Astronomers have classified planetary systems into four different categories based on the size and position of the planets. Apparently, the architecture of our own solar system is of the rarest kind. Decades of telescopes dedicated to searching for worlds around stars other than our own Sun have so far discovered more than 5,300 of these exoplanets in 3,910 planetary systems. With this amount of data, astronomers were able to group these planets into different groups based on their properties – rocky planets, gas giants, super-Earths, mini-Neptunes, and water worlds, among others.

But can planetary systems themselves be similarly classified? And if so, what does our solar system look like on a cosmic scale? The answers to these questions were the aim of a new study by Swiss scientists who examined data from all 853 systems known to contain multiple planets.

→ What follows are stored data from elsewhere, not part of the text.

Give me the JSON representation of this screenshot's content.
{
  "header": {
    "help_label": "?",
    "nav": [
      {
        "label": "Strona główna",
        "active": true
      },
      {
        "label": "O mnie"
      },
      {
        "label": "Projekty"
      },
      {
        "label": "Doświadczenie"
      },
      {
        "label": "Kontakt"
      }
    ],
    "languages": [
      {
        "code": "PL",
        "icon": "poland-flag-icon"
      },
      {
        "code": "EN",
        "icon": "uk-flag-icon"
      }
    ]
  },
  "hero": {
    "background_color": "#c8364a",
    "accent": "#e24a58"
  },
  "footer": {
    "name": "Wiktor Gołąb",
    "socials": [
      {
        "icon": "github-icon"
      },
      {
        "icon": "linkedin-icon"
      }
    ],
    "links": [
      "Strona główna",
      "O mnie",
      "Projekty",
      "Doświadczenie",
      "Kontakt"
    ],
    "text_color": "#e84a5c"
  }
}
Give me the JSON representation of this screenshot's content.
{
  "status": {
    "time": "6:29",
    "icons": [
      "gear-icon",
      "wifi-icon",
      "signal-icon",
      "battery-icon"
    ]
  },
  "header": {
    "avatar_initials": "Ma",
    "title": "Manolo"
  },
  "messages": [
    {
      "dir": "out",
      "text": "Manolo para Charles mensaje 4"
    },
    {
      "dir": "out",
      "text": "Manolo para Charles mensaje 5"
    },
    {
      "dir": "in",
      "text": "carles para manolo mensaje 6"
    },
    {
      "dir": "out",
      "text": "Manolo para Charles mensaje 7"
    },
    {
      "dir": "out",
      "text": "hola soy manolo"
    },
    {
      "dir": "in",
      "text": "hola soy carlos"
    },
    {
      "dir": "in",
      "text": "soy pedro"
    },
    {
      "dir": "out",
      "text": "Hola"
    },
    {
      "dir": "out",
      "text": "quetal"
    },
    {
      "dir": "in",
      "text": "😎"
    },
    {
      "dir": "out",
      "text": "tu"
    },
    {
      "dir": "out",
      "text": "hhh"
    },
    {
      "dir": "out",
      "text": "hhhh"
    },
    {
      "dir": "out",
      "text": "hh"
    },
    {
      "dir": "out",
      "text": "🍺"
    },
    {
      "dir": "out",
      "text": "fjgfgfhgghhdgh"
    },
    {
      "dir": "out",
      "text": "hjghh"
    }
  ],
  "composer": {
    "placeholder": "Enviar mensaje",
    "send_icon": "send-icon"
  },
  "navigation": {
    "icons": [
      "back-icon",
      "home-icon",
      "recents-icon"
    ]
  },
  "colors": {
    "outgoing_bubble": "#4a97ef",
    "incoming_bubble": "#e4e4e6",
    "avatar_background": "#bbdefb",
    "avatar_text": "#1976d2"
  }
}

Based on this analysis, the team decided on four main classes, in which planetary systems are divided according to the size and position of their planets: similar, regular, irregular, and mixed. Similar systems, the most common arrangements, are systems in which all planets are roughly the same size – for example the TRAPPIST-1 system, which includes seven Earth-sized rocky planets. Regular systems are systems where the inner planets are small and rocky, giving way to gas and ice giants in the slums. Our own solar system falls into this group, and the team says it’s the rarest configuration.

Anti-order systems are the opposite – larger planets appear closer to the star and get smaller as they move forward. And finally, there are mixed systems that don’t seem to have any rhyme or reason about the placement of their planets.

So how do planetary systems work in these different configurations? As with so many things, the team says it’s a mix of “nature and nurture” – dependent in part on the initial conditions in which the system was born, including the mass and abundance of the planet-forming disk of dust and gas. heavy metals in the host star. It also depends in part on the dynamics of the planets over the lifetime of the system.

“From very small, low-mass disks and stars containing few heavy elements, ‘similar’ planetary systems emerge,” said Lokesh Mishra, lead author of the study. “Large, massive disks with lots of heavy elements in the star give rise to more ordered and disordered systems. Hybrid systems arise from medium-sized disks. Dynamic interactions between planets, such as collisions or launches, affect the final architecture.”

The more we learn about other planetary systems, the better we can understand our place in the universe.